Je vous jure que je rigolais, quand je disais que je voulais du mal à Mehdi et Marjo ! Je viens de lire leur mail, ils ont fini la traversée Mada-Ste Marie ... à la nage, leur bateau (celui que je leur avais recommandé, il me semble bien) a coulé dans le port d'arrivé (les photos sont sur Facebook avec celles du parc Mananara Nord…).
Passons sur le parc national près de Mahajunga : bof. Ah si, il y a un canyon de toute beauté, uniquement du à l'érosion de la pluie et du vent ! Par contre difficile de ne pas s'énerver quand on voit le service proposé par l'Angap, société d'Etat qui gère les parcs nationaux, au vu des prix proposés. Encore des membres de la grande confrérie : "les touristes, on s'en fout, de toute manière ils ne reviennent pas".
J'ai décidé de passer les derniers jours dans le centre de Mada. Je commence par le plus au sud de mon périple malgache : Ambositra, prononcé "en bouche". C'est la capitale du travail du bois, en particulier de la marquéterie. Trop chouette : la prochaine fois j'arrive avec un modèle et je demande à un artisan de me le reproduire. C'est dingue ce qu'ils font, et faut voir leurs outils. Par exemple, leurs lames de scie sont faites à partir d'armatures de pneu ! Et je ne parle pas du tour à bois.
Je me suis laissé embrigader dans une drôle d'aventure : un retournement de morts. Bon chez nous les morts se retournent tous seuls dans leur tombe, il suffit d'être désagréable avec eux. Dans les hauts plateaux de Madagascar, c'est un peu le même style : pour que les ancêtres continuent de te protéger, il faut les remballer dans un linceul tout neuf au moins une fois. La fête ressemble un peu à un mariage chez nous : familles, voisins et amis sont invités. La famille dépense beaucoup d'argent, des zébus sont même sacrifiés. Un orchestre assure l'animation toute la journée, les joueurs de flûtes sont rigolos, ils soufflent en mettant la flûte sur le côté de la bouche.
Au programme : repas ; comme je suis invité d'honneur, je mange avec la famille proche. C'est une super occasion de découvrir l'intérieur d'une maison Betsoa, l'ethnie en question. Je suis d'autant mieux accepté que je fournis des cadeaux (argent et surtout rhum). Bon je ne sais pas si c'est le rhum, le soleil ou leur espèce de gnôle au sucre de canne, simili alcool à 90°, mais j'ai fini avec un gros mal de tête ! J'ai même eu le droit de participer à l'achat du zébu qui sera sacrifié la prochaine fois : et là c'est le concours de remerciements. Les Malgaches ont un drôle de jeu, ça consiste à parler le plus longtemps possible en évitant ou en contournant, le sujet à aborder. Même moi j'ai du participer à ce concours de remerciements. Au programme de la journée : repas (riz, zébu, rhum), danse, cadeaux à la famille, scrupuleusement notés par un comité, et concours de remerciements.

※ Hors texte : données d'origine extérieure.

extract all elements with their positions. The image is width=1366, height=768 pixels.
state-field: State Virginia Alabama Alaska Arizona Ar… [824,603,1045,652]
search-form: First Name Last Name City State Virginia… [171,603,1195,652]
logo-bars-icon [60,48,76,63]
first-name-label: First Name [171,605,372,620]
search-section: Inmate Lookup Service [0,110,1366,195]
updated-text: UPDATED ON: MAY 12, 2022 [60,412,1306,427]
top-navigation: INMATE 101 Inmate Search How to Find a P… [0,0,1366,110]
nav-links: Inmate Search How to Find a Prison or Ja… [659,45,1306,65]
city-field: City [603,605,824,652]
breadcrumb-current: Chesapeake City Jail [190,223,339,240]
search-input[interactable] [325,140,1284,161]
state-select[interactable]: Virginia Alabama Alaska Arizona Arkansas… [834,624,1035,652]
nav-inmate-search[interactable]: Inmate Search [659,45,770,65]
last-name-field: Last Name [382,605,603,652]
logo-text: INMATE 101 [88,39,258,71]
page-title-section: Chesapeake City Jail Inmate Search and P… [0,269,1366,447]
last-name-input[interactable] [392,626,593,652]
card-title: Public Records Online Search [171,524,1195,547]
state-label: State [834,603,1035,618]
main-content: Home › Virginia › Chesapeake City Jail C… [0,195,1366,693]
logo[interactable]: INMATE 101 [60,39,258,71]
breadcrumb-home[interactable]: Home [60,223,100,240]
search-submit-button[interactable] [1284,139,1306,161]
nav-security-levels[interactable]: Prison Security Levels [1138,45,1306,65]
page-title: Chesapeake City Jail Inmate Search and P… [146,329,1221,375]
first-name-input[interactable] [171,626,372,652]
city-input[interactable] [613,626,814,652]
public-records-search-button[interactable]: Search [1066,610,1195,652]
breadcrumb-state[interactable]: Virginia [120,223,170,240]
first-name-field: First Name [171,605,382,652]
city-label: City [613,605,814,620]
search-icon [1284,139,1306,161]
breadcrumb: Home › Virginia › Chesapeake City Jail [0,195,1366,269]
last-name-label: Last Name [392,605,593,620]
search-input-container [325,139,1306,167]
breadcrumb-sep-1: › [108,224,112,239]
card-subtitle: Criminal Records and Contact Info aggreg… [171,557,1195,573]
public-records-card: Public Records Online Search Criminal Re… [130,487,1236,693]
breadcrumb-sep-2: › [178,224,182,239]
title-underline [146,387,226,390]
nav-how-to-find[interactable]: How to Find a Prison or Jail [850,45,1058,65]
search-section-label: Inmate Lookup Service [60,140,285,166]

Quand le devin le décide, nous partons vers le tombeau et deux corps sont sortis. La famille les enveloppe d'un nouveau linceul et danse avec eux. A la tombée de la nuit, je pars car l'alcool commence à faire son effet sur certains membres de l'assemblée. Celui qui me servait d'interprète m'a dit que le samedi précédent, il y avait 6 retournements dans les environs, il a fait la tournée avec ses copains, choisissant celui où on s'amuse le plus, un peu comme dans une feria !
De retour à l'hôtel, un photographe me montre ses photos, et me conseille de finir mes vacances dans une réserve animalière à 70km à l'est de Tana. Je change encore mon programme et j'y étais aujourd'hui : des caméléons, des geckos, des papillons splendides... et bien sûr des lémuriens.
Je suis à Tana et je pars dimanche 24 août.